Das seis filhas – Izabel, Maria, Mabel, Mariza, Maira e Maia –, cinco são dele. Engana-se, contudo, quem pensa que os nomes são em própria homenagem. Até a quarta filha, o marido escolheu e registrou as meninas sozinho. Mas quando ouviu falar no nome Maribel, a mãe se rebelou. Sozinha, registrou Maira.

A essa altura, ela estava perto de se separar do pai das meninas pela segunda vez. Na primeira, quando ele surtou de paixão por outra moça, ela se viu só, com quatro filhas. Deprimida, montou uma lojinha de plantas na porta de casa. Alguém perguntou: “Você faz jardim?”. “Faço”, respondeu, no automático. Sem saber desenhar o projeto, folheou uma revista e deu com uns croquis de Burle Marx. Em pouco tempo assinava o paisagismo de casas chiques. “Era uma época em que tudo dava certo!”, lembra. Tempo em que começou também a fazer ioga, a partir das figuras de um livro, e teve uma experiência mística.

Meditando, saí do corpo. De repente, eu era a árvore, o rio, a areia, era parte de tudo. Me vi renascendo muitas vezes. Tive a sensação nítida de que dores e alegrias são passageiras, que a vida é um ciclo de continuidade. Isso me ajuda nos momentos difíceis”, diz.

Refeita, ainda aceitou o marido arrependido e deu à luz Maira. Mas não durou. Nos anos seguintes, vendeu pão integral e fez passeios turísticos com uma baleeira. Até comprar o sítio, quando ali não havia luz.
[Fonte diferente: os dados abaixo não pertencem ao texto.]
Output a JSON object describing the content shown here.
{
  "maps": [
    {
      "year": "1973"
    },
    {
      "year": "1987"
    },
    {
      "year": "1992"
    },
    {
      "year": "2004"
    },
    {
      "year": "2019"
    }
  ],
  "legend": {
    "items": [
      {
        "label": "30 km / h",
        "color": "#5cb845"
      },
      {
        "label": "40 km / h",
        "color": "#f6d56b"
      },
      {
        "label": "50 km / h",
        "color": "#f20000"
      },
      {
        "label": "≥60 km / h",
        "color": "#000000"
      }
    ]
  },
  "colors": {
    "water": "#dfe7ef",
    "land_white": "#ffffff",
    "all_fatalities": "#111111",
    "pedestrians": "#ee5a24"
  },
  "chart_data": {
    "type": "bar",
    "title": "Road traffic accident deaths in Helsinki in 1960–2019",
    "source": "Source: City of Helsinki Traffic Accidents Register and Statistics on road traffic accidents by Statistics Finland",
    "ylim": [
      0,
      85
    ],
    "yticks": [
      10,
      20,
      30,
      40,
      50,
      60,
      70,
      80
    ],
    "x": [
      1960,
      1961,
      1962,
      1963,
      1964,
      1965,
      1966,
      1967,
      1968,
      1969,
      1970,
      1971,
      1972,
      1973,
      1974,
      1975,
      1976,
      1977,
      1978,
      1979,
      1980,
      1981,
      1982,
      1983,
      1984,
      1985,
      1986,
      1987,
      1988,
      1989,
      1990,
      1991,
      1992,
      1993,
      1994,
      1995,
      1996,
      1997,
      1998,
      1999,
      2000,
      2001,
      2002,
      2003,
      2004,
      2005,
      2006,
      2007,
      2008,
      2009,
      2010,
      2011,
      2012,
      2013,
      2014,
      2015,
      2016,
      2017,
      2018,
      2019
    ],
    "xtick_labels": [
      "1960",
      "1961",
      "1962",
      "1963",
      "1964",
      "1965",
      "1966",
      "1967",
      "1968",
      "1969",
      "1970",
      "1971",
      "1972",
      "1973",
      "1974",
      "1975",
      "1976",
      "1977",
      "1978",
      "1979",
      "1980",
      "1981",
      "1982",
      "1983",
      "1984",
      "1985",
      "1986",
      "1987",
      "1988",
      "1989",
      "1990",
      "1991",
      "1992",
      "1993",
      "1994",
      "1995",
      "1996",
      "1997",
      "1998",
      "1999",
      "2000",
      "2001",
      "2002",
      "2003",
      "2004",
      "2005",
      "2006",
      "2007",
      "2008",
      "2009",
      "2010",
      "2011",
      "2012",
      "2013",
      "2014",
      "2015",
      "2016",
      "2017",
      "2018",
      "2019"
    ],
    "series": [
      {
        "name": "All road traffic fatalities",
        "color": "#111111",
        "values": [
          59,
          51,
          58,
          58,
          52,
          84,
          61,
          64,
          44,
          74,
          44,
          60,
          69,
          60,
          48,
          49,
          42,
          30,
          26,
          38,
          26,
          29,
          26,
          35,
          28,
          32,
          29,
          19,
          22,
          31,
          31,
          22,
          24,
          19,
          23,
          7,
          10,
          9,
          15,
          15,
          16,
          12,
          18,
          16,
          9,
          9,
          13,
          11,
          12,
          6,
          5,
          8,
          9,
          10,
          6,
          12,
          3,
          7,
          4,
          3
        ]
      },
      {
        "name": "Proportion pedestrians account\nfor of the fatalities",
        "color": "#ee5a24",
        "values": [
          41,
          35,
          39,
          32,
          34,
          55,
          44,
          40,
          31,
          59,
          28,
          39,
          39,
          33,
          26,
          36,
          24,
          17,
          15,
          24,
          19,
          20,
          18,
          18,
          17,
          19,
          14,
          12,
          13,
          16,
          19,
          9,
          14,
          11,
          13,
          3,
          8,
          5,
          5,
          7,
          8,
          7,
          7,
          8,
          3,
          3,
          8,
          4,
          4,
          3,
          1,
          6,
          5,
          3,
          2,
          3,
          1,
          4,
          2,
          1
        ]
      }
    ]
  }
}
A atriz Nanda Costa, neta de uma das irmãs de Maria Izabel, se recorda dessa fase. “Só chegávamos ao sítio de barco ou por uma trilha de 30 minutos. Era uma aventura! Quando íamos no escuro, então, era cheio de vaga-lumes, e ela ia contando histórias. Sempre admirei sua força”, lembra Nanda.

Naqueles dias de mar e sol no rosto, Maria Izabel conheceu o segundo marido, o francês Alan, velejador e negociante de pedras preciosas. Com ele, teve Maia, a caçula de 18 anos, que nasceu com síndrome de Down. “Maia é minha mola propulsora”, diz ela. É um zigue-zague diário para levar a filha à fonoaudióloga e a sessões de RPG.

Quando pequena, Maia foi vítima de um acidente terrível: teve parte de uma perna cortada pela hélice de um barco (assunto intocável para Maria Izabel), felizmente recuperada por uma prótese. A amiga Lurdinha, testemunha da tragédia, lembra: “Naquele dia, o tempo mudou, a atmosfera ficou triste, a cidade toda sentiu”, diz ela, dona de uma loja de decoração em Paraty. “Hoje, Maia é a sua maior companheira”, comenta.

CASA DAS SETE MULHERES
A filha número quatro, Mariza, 35 anos, que, junto com a mais velha, Izabel (Belita), trabalha na organização da Flip, é só elogios à supermãe: “Ela nos deu liberdade e ao mesmo tempo foi superpresente. Nos ensinou o respeito ao próximo e uma forte ligação com a natureza. Por isso somos todas meio malucas, mas bem resolvidas. Quer dizer, somos bem resolvidas?”, pergunta à mãe. Maria Izabel devolve: “As seis são as melhores amigas umas das outras, acho que isso é um bom sinal. Sinto que acertei”.

Sem grandes vaidades, Maria Izabel conserva os longos cabelos mesclados de branco e a grossa sobrancelha impecável. Separada, dispensa casar de novo. Avó de oito netos, a dona da casa das sete mulheres vive apenas com a caçula e diz não conhecer solidão. Seu prazer é acordar antes de o sol nascer e tomar um chimarrão em silêncio, com vista para o mar. “Entro num estado meio mágico. Aqui, faço parte da paisagem”, diz ela, emoldurada pela baía de Paraty, a caminho do merecido “Parabéns a você”.